Giancarlo Pitocco on Technology, Relationships, and Awakening in the Digital Age

When we create our stories each week, one of the most agonizing decisions is what to call people. How do you distill a life—in the case of our storytellers, an otherworldly life—into the three or four words of a title scroll?

Listen to the full conversation below:

Is there a parent alive who isn’t concerned at some level of the effect technology is having on their children? From social media bullying to shortened attention spans, it feels like our children’s developing brains are the guinea pigs in a generational social experiment. What little data we have offers a bleak picture. Common Sense Media’s national survey of educator’s report that children’s emotional regulation and resilience—their ability to bounce back from the tough stuff life throws at them—is at an all-time low.

Giancarlo Pitocco founded Purposeful, a digital wellbeing enterprise, to empower us to cultivate healthy relationships with technology.  He attributes decreased resilience to our digital age.  Parents are never more than a text message away. Children can offload troubling feelings in a split second instead of building the capacity to handle them.

And it’s not just our kids.  My own coping strategies have devolved.  If I’m bored waiting in line? I’ll check email. Tired? I’ll scroll social media to unwind. Feeling awkward, worried or anxious?  I’ll grab my phone.

Giancarlo wasn’t surprised in the least when I confessed to using a four-inch device to soothe myself like a pacifier. Technology, he explains, is like food, caffeine, alcohol, or any other stimuli we ingest.  Handled intentionally, it can be a powerful tool for good, but becomes problematic if used unchecked.  “Technology,” he says, “is simply a reflection of the relationship we have with ourselves.”

As a young tech whiz at the top of the game, Pitocco worked for all the shiniest players: Facebook, Apple, Instagram. In the wake of the Cambridge Analytical scandal, he asked Mark Zuckerberg at a company town hall meeting how they would address exposures that are eroding democracy and privacy. Zuckerberg’s response had more to do with managing Facebook’s reputation than resolving root problems.

Pitocco realized that the changes he wanted to see made could not happen inside the system that created them. As he travels the country, parents, educators, and employers look to him for answers.

It would be easy to position himself as the expert.
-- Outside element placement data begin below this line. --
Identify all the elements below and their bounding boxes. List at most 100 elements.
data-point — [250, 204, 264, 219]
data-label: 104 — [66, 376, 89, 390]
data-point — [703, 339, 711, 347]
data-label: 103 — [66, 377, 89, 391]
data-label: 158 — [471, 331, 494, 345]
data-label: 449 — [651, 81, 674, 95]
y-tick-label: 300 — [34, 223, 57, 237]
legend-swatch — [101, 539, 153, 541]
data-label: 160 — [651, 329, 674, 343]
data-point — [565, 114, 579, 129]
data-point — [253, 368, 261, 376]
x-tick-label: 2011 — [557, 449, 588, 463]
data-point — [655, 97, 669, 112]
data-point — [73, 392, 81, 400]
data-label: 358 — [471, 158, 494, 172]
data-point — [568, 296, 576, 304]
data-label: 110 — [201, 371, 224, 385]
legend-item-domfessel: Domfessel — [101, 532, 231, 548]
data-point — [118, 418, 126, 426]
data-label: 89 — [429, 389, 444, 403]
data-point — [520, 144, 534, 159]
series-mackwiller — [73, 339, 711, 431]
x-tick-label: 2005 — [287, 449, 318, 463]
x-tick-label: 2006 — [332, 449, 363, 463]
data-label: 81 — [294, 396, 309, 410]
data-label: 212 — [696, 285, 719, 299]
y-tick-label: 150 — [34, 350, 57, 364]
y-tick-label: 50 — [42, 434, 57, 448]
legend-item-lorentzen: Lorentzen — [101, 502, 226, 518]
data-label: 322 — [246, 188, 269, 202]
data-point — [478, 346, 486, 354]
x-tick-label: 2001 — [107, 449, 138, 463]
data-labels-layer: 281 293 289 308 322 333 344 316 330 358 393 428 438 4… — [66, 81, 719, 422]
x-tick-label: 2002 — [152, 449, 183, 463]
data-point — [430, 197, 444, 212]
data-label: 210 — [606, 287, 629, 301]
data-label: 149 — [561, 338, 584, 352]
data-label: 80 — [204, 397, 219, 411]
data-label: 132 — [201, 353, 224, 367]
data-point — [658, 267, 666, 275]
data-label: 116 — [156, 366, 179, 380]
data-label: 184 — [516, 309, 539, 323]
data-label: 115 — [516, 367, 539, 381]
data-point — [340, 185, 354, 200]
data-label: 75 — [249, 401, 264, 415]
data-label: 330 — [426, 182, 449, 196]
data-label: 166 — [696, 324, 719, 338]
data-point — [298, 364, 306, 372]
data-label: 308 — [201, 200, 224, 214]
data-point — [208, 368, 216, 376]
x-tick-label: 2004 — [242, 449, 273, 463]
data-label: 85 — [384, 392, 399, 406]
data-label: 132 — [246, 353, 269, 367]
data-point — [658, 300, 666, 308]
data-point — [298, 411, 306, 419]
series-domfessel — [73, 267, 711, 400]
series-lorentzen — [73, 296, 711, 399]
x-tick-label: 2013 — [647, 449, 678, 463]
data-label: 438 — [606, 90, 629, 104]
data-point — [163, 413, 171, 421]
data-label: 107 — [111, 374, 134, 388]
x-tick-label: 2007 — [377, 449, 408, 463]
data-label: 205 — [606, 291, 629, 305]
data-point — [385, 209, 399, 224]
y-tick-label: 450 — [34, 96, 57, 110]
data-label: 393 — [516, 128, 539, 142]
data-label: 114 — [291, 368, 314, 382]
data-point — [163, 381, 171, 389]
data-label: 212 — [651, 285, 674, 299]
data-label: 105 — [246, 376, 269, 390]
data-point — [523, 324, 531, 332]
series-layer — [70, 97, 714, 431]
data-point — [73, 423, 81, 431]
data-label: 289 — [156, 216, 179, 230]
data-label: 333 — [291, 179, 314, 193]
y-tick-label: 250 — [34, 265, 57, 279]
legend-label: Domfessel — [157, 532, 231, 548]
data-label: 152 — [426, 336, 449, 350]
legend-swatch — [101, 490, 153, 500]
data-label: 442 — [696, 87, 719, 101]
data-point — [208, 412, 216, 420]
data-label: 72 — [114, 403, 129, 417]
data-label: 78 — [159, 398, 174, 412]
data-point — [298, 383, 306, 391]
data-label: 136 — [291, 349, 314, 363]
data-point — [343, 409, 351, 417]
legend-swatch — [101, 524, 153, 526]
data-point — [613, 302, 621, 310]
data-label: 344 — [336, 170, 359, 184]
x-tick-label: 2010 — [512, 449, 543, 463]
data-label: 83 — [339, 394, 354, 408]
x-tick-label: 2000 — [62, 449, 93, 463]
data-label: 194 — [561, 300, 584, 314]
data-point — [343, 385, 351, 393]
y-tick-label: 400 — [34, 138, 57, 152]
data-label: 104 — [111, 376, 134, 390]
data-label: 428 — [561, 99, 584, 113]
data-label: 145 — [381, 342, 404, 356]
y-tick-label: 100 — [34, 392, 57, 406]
Because he is.

But Giancarlo Pitocco is not interested in saving us.

He’s here to remind us how to save ourselves.

The heart of his message is the same whether he’s speaking in a board room, classroom, or community center: I know you came looking for answers. But you don’t need the answers from me. The answers are inside you. I’ll help you with inner exploration necessary to get in touch with your values, and then we’ll work together to decide what’s right for you.

Reckoning with our technology is inextricably connected to what it means to be human. It amplifies our tendencies for connection and distraction.  Tech platforms are designed to hijack our attention by manipulating the powerful reward centers of our brains.  The longer we’re engaged on the platform, the more ads we can be sold. But tech titans aren’t evil masterminds, they’re being faithful to the Silicon Valley ‘growth at all costs’ economic directive.

Giancarlo is not alone in sounding the alarm. Tristan Harris who founded the Center for Humane Technology, calls the interconnected system of social isolation, addiction, outrage, misinformation, and political polarization ​“human downgrading” and warns that it poses an existential threat to humanity.It’s never been easier, through our buzzing, vibrating omnipresent phones, to run away from ourselves. But we are not doomed to be at their mercy.

The long-term solution is both individual and collective.  We must harness our collective agency and create a grassroots movement to hold the government and tech companies responsible.

In the meantime, change begins with us.

Begin, Giancarlo suggests, with an honest conversation. What relationship do I want to have with technology? What relationship do I want my children to have?  What do they want for themselves and how do we balance it all?  Instead of getting furious at our kids for incessant snap chatting, get curious about why they use it.

Giancarlo’s message to his audience extends far beyond our relationship technology. It calls us an essential global shift: It’s time to let go of expectations that leaders on high are coming to save us and take responsibility for our own agency.  It’s time to realize there are no easy fixes and strengthen our capacity for complexity.  It’s time to move beyond the comfort of being told what to do by experts and discover the power inside us.

More rules or a clear playbook won’t ease what pains us and Giancarlo refuses to capitalize on our desire for easy answers. The way forward demands clear eyes, open hearts, linking arms together. The answer we seek lies inside us. Following the long and winding road has brought Giancarlo Pitocco from Silicon Valley to the most essential, urgent work of our time: accompanying our awakening.